"Pour étrenne, on veut à l'envie
Du frais et du neuf et du beau,
Je dis que c'est un parapluie,
Que l'on doit donner en cas d'eau."

The author of these two jeux de mots unhappily we do not know, or we would thank him for them. The English poet of the Umbrella has yet to be born.

The next story relates to the early history of the Umbrella in Scotland, and may probably be referred to the time when good Dr. Jamieson was walking about Glasgow with his new-fangled sheltering apparatus, which he had brought with him on his return from Paris. As it was the first ever seen in that city, it attracted universal attention, and a vast amount of impudence from the "horrid boys." The following anecdote, then, which we borrow from a Scotch paper, most probably refers to the same period, or thereabouts :—

"When Umbrellas were first marched into Blairgowrie, they were sported only by the minister and the laird, and were looked upon by the common class of people as a perfect phenomenon. One day Daniel M— went to Colonel McPherson, at Blairgowrie House; when about to return, a shower came on, and the colonel politely offered him the loan of an Umbrella, which he gladly accepted, and Daniel, with his head two or three inches higher than usual, marched off. Not long after he had left, however, the colonel again saw Daniel posting towards him with all possible haste, still o'ertopped by his cotton canopy (silk Umbrellas were out of the question in those days), which he held out, saluting him with—' Hae, hae, Kornil, this'll never do! there's nae a door in all my house that'll tak it in; my very barn-door winna' tak it in.'"

In the veracious "History of Sandford and Merton," if our memory serves us aright, there is an instance quoted of remarkable presence of mind relating to an Umbrella and its owner. The members of a comfortable pic-nic party were cosily assembled in some part of India, when an unbidden and most unwelcome guest made his appearance, in the shape of a huge Bengal tiger. Most persons would, naturally, have sought safety in flight, and not stayed to hob-and-nob with this denizen of the jungle; not so, however, thought a lady of the party, who, inspired by her innate courage, or the fear of losing her dinner —perhaps by both combined seized her Umbrella, and opened it suddenly in the face of the tiger as he stood wistfully gazing upon brown curry and foaming Allsop. The astonished brute turned tail and fled, and the lady saved her dinner. Not many years ago the Umbrella was employed in an equally curious manner, though not so successfully as in the former instance.
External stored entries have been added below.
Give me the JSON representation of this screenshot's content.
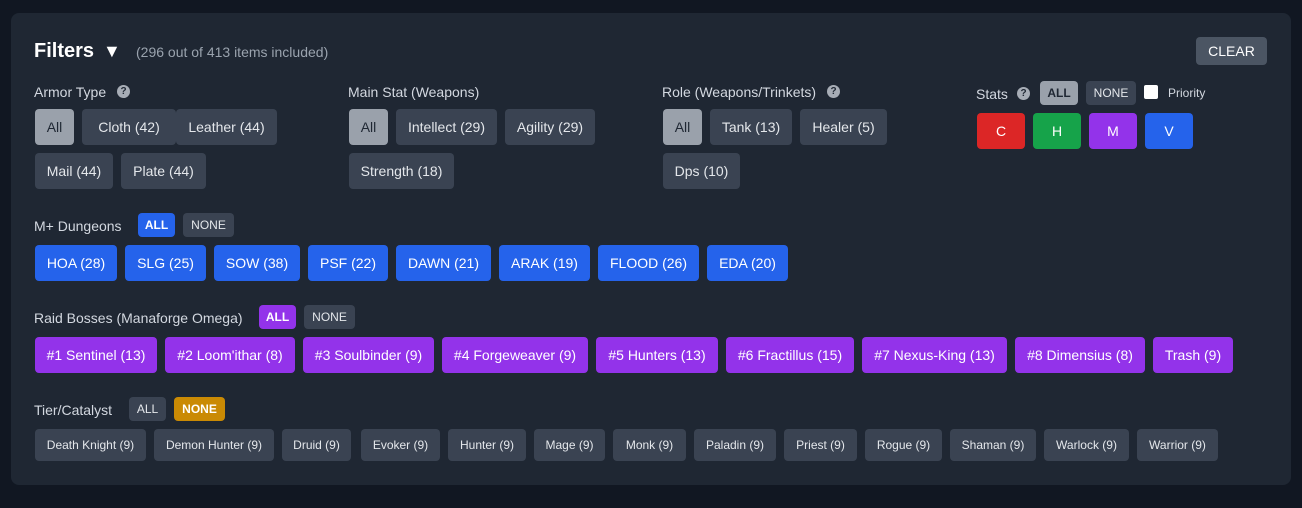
{
  "header": {
    "title": "Filters",
    "caret": "▼",
    "summary": "(296 out of 413 items included)",
    "clear_label": "CLEAR"
  },
  "armor": {
    "label": "Armor Type",
    "help": "?",
    "options": [
      "All",
      "Cloth (42)",
      "Leather (44)",
      "Mail (44)",
      "Plate (44)"
    ],
    "selected": "All"
  },
  "main_stat": {
    "label": "Main Stat (Weapons)",
    "options": [
      "All",
      "Intellect (29)",
      "Agility (29)",
      "Strength (18)"
    ],
    "selected": "All"
  },
  "role": {
    "label": "Role (Weapons/Trinkets)",
    "help": "?",
    "options": [
      "All",
      "Tank (13)",
      "Healer (5)",
      "Dps (10)"
    ],
    "selected": "All"
  },
  "stats": {
    "label": "Stats",
    "help": "?",
    "all_label": "ALL",
    "none_label": "NONE",
    "priority_label": "Priority",
    "priority_checked": false,
    "buttons": [
      "C",
      "H",
      "M",
      "V"
    ]
  },
  "dungeons": {
    "label": "M+ Dungeons",
    "all_label": "ALL",
    "none_label": "NONE",
    "items": [
      "HOA (28)",
      "SLG (25)",
      "SOW (38)",
      "PSF (22)",
      "DAWN (21)",
      "ARAK (19)",
      "FLOOD (26)",
      "EDA (20)"
    ]
  },
  "raid": {
    "label": "Raid Bosses (Manaforge Omega)",
    "all_label": "ALL",
    "none_label": "NONE",
    "items": [
      "#1 Sentinel (13)",
      "#2 Loom'ithar (8)",
      "#3 Soulbinder (9)",
      "#4 Forgeweaver (9)",
      "#5 Hunters (13)",
      "#6 Fractillus (15)",
      "#7 Nexus-King (13)",
      "#8 Dimensius (8)",
      "Trash (9)"
    ]
  },
  "tier": {
    "label": "Tier/Catalyst",
    "all_label": "ALL",
    "none_label": "NONE",
    "items": [
      "Death Knight (9)",
      "Demon Hunter (9)",
      "Druid (9)",
      "Evoker (9)",
      "Hunter (9)",
      "Mage (9)",
      "Monk (9)",
      "Paladin (9)",
      "Priest (9)",
      "Rogue (9)",
      "Shaman (9)",
      "Warlock (9)",
      "Warrior (9)"
    ]
  },
  "colors": {
    "panel": "#1f2733",
    "background": "#111722",
    "dungeon_blue": "#2563eb",
    "raid_purple": "#9333ea",
    "tier_none_gold": "#ca8a04"
  }
}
In the campaign of 1793, General Bournonville, who was sent with four commissioners by the National Convention to the camp of the Prince of Saxe-Coburg, was detained as a prisoner with his companions, and confined in the fortress of Olmütz. In this situation he made a desperate attempt to regain his liberty. Having procured an Umbrella, he leaped with it from a window forty feet above the ground, but being a very heavy man, it did not prove sufficient to let him down in safety. He struck against an opposite wall, fell into a ditch and broke his leg, and, worse than all, was carried back to his prison.
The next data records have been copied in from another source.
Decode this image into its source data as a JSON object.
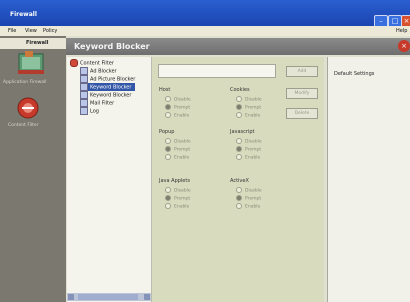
{
  "window": {
    "title": "Firewall"
  },
  "menubar": {
    "items": [
      "File",
      "View",
      "Policy"
    ],
    "help": "Help"
  },
  "nav": {
    "header": "Firewall",
    "items": [
      {
        "label": "Application Firewall",
        "icon": "firewall-icon"
      },
      {
        "label": "Content Filter",
        "icon": "content-filter-icon"
      }
    ]
  },
  "panel": {
    "title": "Keyword Blocker"
  },
  "tree": {
    "root": "Content Filter",
    "items": [
      "Ad Blocker",
      "Ad Picture Blocker",
      "Keyword Blocker",
      "Keyword Blocker",
      "Mail Filter",
      "Log"
    ],
    "selected_index": 2
  },
  "settings": {
    "input_value": "",
    "buttons": {
      "add": "Add",
      "modify": "Modify",
      "delete": "Delete"
    },
    "groups": [
      {
        "title": "Host",
        "options": [
          "Disable",
          "Prompt",
          "Enable"
        ],
        "selected": 1
      },
      {
        "title": "Cookies",
        "options": [
          "Disable",
          "Prompt",
          "Enable"
        ],
        "selected": 1
      },
      {
        "title": "Popup",
        "options": [
          "Disable",
          "Prompt",
          "Enable"
        ],
        "selected": 1
      },
      {
        "title": "Javascript",
        "options": [
          "Disable",
          "Prompt",
          "Enable"
        ],
        "selected": 1
      },
      {
        "title": "Java Applets",
        "options": [
          "Disable",
          "Prompt",
          "Enable"
        ],
        "selected": 1
      },
      {
        "title": "ActiveX",
        "options": [
          "Disable",
          "Prompt",
          "Enable"
        ],
        "selected": 1
      }
    ]
  },
  "right_pane": {
    "label": "Default Settings"
  }
}
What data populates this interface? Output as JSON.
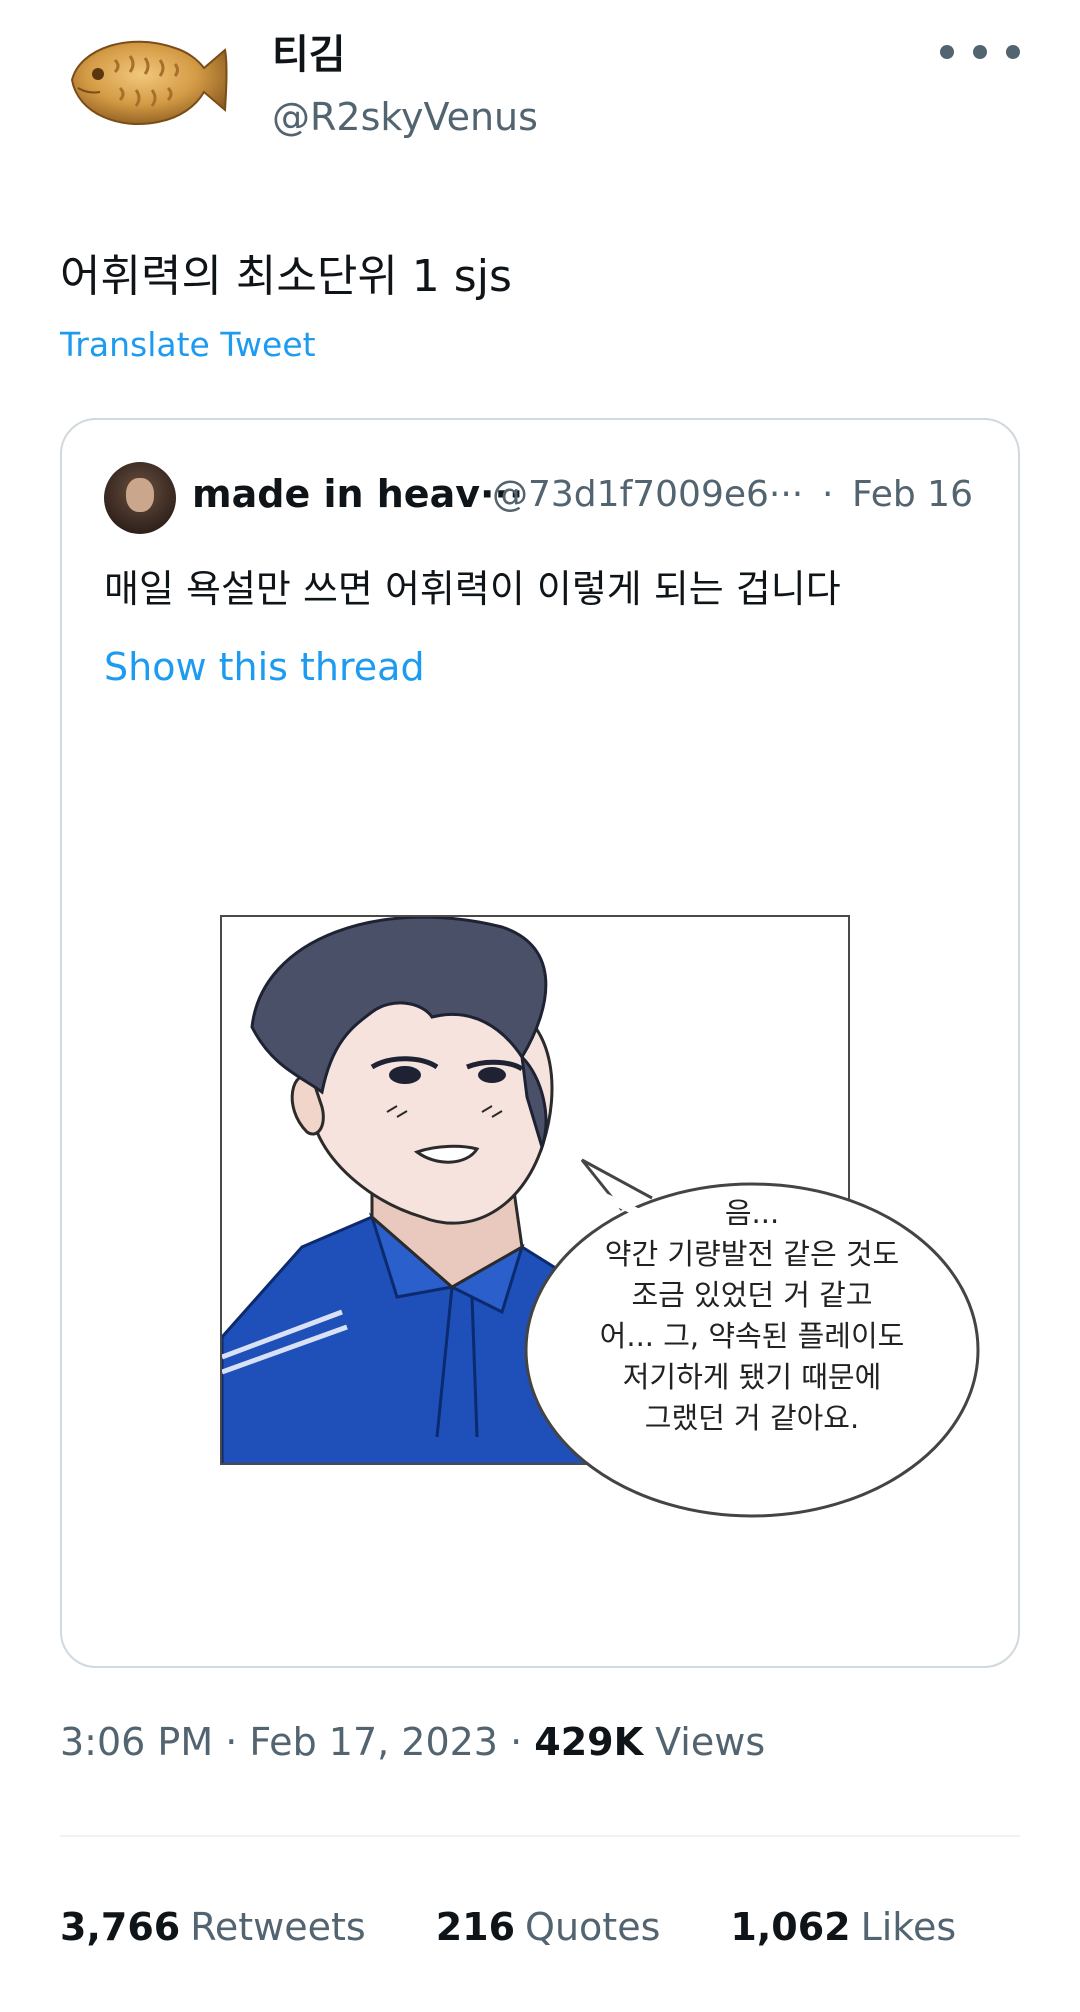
{
  "author": {
    "name": "티김",
    "handle": "@R2skyVenus"
  },
  "tweet": {
    "text": "어휘력의 최소단위 1 sjs",
    "translate_label": "Translate Tweet"
  },
  "quoted": {
    "name": "made in heav···",
    "handle": "@73d1f7009e6···",
    "separator": "·",
    "date": "Feb 16",
    "text": "매일 욕설만 쓰면 어휘력이 이렇게 되는 겁니다",
    "show_thread_label": "Show this thread",
    "speech_bubble": [
      "음...",
      "약간 기량발전 같은 것도",
      "조금 있었던 거 같고",
      "어... 그, 약속된 플레이도",
      "저기하게 됐기 때문에",
      "그랬던 거 같아요."
    ]
  },
  "meta": {
    "time": "3:06 PM",
    "date": "Feb 17, 2023",
    "sep": "·",
    "views_count": "429K",
    "views_label": "Views"
  },
  "stats": {
    "retweets_count": "3,766",
    "retweets_label": "Retweets",
    "quotes_count": "216",
    "quotes_label": "Quotes",
    "likes_count": "1,062",
    "likes_label": "Likes"
  },
  "colors": {
    "link": "#1d9bf0",
    "secondary_text": "#536471",
    "primary_text": "#0f1419",
    "border": "#cfd9de"
  }
}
One of the most remarkable instances on record, in which the Umbrella was the agency of a man's life being saved, occurred, according to his own statement, to our old friend Colonel Longbow. Of course our kind readers know him as well as we do, for not to do so "would be to argue yourselves unknown." At any Continental watering place, Longbow, or one of his family—for it is a large one—can be met with. He is, indeed, a wonderful man—on intimate terms with all the crowned heads of Europe, and proves his intimacy by always speaking of them by their Christian names.

He is at once the "guide, philosopher, and friend" of every stranger who happens to form his acquaintance—a very easy task, be it remarked—and, though so great a man, is not above dining at your expense, and charming you by the terms of easy familiarity with which he imbibes your champagne or your porter, for all is alike to him, so long as he has not to pay for it: he can take any given quantity.
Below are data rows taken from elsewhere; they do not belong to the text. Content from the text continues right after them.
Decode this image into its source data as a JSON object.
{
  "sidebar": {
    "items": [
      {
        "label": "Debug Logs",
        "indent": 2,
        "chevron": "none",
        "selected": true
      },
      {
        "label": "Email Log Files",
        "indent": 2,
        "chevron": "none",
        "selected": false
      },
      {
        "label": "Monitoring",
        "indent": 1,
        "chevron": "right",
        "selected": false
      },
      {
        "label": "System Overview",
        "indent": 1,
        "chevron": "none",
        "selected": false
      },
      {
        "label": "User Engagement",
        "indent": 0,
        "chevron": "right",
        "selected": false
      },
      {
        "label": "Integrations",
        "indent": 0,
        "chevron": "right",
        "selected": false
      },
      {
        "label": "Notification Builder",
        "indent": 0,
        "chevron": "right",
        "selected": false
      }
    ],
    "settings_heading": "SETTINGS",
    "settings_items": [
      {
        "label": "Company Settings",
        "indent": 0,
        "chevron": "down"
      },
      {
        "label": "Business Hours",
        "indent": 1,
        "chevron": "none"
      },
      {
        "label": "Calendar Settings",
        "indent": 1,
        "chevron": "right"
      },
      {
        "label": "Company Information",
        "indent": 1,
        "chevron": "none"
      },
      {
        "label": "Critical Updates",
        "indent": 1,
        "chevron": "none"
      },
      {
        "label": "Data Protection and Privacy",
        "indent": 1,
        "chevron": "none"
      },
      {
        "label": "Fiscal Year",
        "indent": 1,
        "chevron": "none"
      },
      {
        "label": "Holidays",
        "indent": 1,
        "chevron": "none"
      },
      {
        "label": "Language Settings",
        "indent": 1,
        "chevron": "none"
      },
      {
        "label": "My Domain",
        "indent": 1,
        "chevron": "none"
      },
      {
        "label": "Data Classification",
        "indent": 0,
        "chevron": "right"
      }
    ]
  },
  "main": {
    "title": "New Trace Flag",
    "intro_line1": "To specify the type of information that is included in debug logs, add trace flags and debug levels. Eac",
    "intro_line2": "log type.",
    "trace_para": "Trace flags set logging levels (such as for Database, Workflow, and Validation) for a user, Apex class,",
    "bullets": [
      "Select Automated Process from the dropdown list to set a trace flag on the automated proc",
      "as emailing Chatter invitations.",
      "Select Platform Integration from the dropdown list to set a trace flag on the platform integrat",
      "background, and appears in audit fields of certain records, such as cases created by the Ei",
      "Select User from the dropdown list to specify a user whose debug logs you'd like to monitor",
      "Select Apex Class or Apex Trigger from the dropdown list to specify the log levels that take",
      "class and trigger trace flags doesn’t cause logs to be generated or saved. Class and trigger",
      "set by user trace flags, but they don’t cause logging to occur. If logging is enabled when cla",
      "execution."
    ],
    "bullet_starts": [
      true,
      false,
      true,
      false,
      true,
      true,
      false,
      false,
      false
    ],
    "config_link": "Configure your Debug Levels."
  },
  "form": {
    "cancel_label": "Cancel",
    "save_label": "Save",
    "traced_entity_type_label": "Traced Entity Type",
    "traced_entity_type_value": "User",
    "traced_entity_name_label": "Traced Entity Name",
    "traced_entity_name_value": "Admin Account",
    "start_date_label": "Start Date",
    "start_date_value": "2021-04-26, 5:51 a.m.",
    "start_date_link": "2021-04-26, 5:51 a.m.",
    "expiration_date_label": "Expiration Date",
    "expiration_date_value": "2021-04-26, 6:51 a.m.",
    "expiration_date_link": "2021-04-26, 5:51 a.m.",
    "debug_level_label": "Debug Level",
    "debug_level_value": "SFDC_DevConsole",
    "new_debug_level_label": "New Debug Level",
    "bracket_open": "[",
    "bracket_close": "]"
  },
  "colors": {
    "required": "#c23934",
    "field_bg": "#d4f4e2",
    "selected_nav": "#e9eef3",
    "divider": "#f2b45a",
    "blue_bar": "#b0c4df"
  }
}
Well, the other day we happened to meet the Colonel, and he speedily contrived to discover that we were on the point of going to dine, and so invited him to share our humble meal, as a graceful way of making a virtue of necessity, for had we not done so, he would have had no hesitation in inviting himself. During dinner, conversation, of course, turned upon one all-engrossing subject, the war, and the Colonel proceeded to give us his experiences of former wars, including his adventures in the Crimea, and the miraculous escape he owed to an Umbrella.

It appeared that he had gone out with his friend, Lord Levant, on a yachting excursion in the Mediterranean, and they eventually found their way into the Black Sea. Stress of weather compelled them to put into the little port of Yalta, on the north coast, where they went on shore. The Colonel, on the Lucretian principle of "Suave mari magno," &c., proceeded the next morning to the verge of the precipice to observe the magnificent prospect of a sea running mountains high. As it was raining at the time, he put up a huge gingham Umbrella he happened to find in the hotel. Suddenly, however, a furious blast of wind drove across the cliff, and lifted the Colonel bodily in the air. Away he flew far out to sea, the Umbrella acting as a Parachute to let him fall easy.

Now to most men this would only have been a choice of evils, a progress from Scylla to Charybdis: not so to our Colonel. On coming up to the surface after his first dip, he found that swimming would not save him; so he quietly emptied out the water contained in the Umbrella, seated himself upon it, and sailed triumphantly into the harbour, like Arion on his dolphin.